A major platform for Gaskins as she runs for mayor – and has been a pillar of her time as councilor – is communication and accessibility. 

“I think we communicate a lot as a city, but I don’t think we always get to the right people with the right message at the right time,” she said. “One of my first actions is … to do an audit of our communications so that we can identify, how do we do better?” 

Communication was an especially contentious issue during the Zoning for Housing debate in the fall of 2023 as the proposal made its way through the approval process. Many residents spoke out during public hearings criticizing City Council and city staff for a lack of effective communication to all residents. 

And Gaskins believes it’s essential for Alexandria’s mayor to be detail-oriented, read every document that comes across the mayor’s desk, conduct outside research and read every supple-mental report. 

“I’m the type of person [who’s] like, ‘Oh, there’s a typo on page 144,’” Gaskins said with a laugh. “Why did we miss this? Because if it starts there, we might miss a bigger thing.” 

Gaskins said she sees the role of mayor as an expert communicator and team leader; he or she has to be able to speak to multiple groups of people – constituents, the media, national and state officials – about complex topics that are facing the city. 

“I think you can have the big vision, but if you can’t do the other pieces that are necessary for execution, then you won’t be able to move the vision to reality,” Gaskins said. “And that’s a shame when that vision is what the community wants to see and is depend-ing on.” 

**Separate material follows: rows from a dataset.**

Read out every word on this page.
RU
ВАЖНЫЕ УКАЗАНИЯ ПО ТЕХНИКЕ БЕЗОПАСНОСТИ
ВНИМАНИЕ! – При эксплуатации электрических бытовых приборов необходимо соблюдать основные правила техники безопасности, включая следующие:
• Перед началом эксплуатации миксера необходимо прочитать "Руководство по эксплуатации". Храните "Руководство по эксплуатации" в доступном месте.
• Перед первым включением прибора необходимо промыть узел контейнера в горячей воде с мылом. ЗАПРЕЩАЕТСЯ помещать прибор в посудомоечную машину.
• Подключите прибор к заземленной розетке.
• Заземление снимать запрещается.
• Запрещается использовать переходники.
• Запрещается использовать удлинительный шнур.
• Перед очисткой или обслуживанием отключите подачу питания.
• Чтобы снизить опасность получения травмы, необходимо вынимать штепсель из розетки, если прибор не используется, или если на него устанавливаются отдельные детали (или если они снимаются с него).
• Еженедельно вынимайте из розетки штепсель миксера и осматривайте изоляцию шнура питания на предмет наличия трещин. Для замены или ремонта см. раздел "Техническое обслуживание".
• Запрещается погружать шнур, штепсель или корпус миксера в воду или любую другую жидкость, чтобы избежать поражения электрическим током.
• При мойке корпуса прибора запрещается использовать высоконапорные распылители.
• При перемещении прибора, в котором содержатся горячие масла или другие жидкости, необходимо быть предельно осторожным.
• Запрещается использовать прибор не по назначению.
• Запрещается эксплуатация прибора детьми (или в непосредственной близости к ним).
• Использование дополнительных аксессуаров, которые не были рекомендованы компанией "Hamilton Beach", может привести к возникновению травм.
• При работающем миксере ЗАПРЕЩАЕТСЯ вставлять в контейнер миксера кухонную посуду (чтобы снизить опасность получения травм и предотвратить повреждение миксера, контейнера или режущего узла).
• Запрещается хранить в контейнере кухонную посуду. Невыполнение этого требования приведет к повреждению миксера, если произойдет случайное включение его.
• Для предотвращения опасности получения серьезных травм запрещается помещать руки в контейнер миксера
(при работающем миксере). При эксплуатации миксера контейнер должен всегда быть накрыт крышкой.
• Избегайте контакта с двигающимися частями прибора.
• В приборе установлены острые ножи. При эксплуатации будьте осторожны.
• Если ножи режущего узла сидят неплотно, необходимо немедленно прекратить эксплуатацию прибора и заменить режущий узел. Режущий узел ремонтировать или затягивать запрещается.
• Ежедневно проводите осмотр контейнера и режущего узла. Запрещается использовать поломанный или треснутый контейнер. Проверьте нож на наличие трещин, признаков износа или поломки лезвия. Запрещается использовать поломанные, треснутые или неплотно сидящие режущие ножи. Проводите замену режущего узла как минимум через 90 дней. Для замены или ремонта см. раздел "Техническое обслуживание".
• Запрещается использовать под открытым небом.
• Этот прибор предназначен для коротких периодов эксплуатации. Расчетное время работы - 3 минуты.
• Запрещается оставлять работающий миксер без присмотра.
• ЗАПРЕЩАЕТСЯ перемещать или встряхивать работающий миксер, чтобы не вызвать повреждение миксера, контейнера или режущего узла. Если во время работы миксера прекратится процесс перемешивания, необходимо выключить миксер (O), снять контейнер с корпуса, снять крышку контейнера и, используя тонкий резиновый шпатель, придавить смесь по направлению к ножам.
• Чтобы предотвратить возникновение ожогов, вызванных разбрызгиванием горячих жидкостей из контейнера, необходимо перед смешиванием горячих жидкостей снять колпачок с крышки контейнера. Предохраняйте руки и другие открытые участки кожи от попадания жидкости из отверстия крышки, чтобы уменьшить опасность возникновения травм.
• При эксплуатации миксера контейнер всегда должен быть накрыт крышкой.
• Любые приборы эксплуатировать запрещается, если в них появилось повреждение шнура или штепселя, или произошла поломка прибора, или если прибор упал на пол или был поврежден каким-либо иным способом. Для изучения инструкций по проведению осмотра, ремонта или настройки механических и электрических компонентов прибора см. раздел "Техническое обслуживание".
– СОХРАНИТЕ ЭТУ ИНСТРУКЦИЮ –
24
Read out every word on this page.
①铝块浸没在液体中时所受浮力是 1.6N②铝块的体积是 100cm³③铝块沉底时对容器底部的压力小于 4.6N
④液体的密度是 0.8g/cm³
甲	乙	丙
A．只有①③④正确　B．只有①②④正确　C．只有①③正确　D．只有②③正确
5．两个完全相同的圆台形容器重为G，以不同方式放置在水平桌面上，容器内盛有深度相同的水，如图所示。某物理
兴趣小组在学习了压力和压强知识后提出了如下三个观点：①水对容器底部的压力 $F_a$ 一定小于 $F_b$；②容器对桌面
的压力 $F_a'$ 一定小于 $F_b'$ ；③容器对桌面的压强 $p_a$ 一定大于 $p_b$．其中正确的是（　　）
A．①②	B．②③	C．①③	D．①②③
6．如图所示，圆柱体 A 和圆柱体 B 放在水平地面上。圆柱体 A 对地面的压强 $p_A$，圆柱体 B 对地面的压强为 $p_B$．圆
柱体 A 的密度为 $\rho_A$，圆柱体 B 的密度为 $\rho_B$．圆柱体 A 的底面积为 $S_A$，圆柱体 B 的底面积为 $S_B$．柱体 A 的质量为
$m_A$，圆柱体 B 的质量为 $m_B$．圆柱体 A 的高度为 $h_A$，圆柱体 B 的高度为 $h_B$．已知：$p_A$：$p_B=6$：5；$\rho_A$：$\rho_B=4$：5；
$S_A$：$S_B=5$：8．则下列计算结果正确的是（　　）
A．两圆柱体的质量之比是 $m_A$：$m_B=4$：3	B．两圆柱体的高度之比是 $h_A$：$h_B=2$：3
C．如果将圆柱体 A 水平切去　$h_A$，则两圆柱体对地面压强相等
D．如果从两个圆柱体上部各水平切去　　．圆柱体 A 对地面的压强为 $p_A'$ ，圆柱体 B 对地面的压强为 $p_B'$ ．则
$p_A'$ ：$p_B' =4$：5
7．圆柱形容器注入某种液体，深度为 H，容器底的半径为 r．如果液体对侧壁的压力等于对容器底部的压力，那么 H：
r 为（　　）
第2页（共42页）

As for the now-dead Monumental Sports & Entertainment arena proposal, Gaskins believes there were important lessons learned from the process. 

“I think that at the end of the day, we now know, more than ever, the economic challenges that we face and the fiscal outlook for our community,” Gaskins said. “I think that everyone now knows it was not a done deal. But the way we rolled it out, there were far too many people who thought it was, and that then meant that they didn’t engage in the community process.” 

She said in a written statement that the city now needed to move on. 

“I did not come out as a ‘hard yes’ or ‘hard no’ sooner because we never actually saw a deal,” Gaskins said, clarifying her stance. “We saw ‘frameworks’ and ‘proposals, but not a single term sheet, financial package or written argument. … I still believe it could have been a good thing for Alexandria – if it included union jobs, affordable housing, funding for Metro and other district transit improvements and more seats for Alexandria on the stadium authority board.”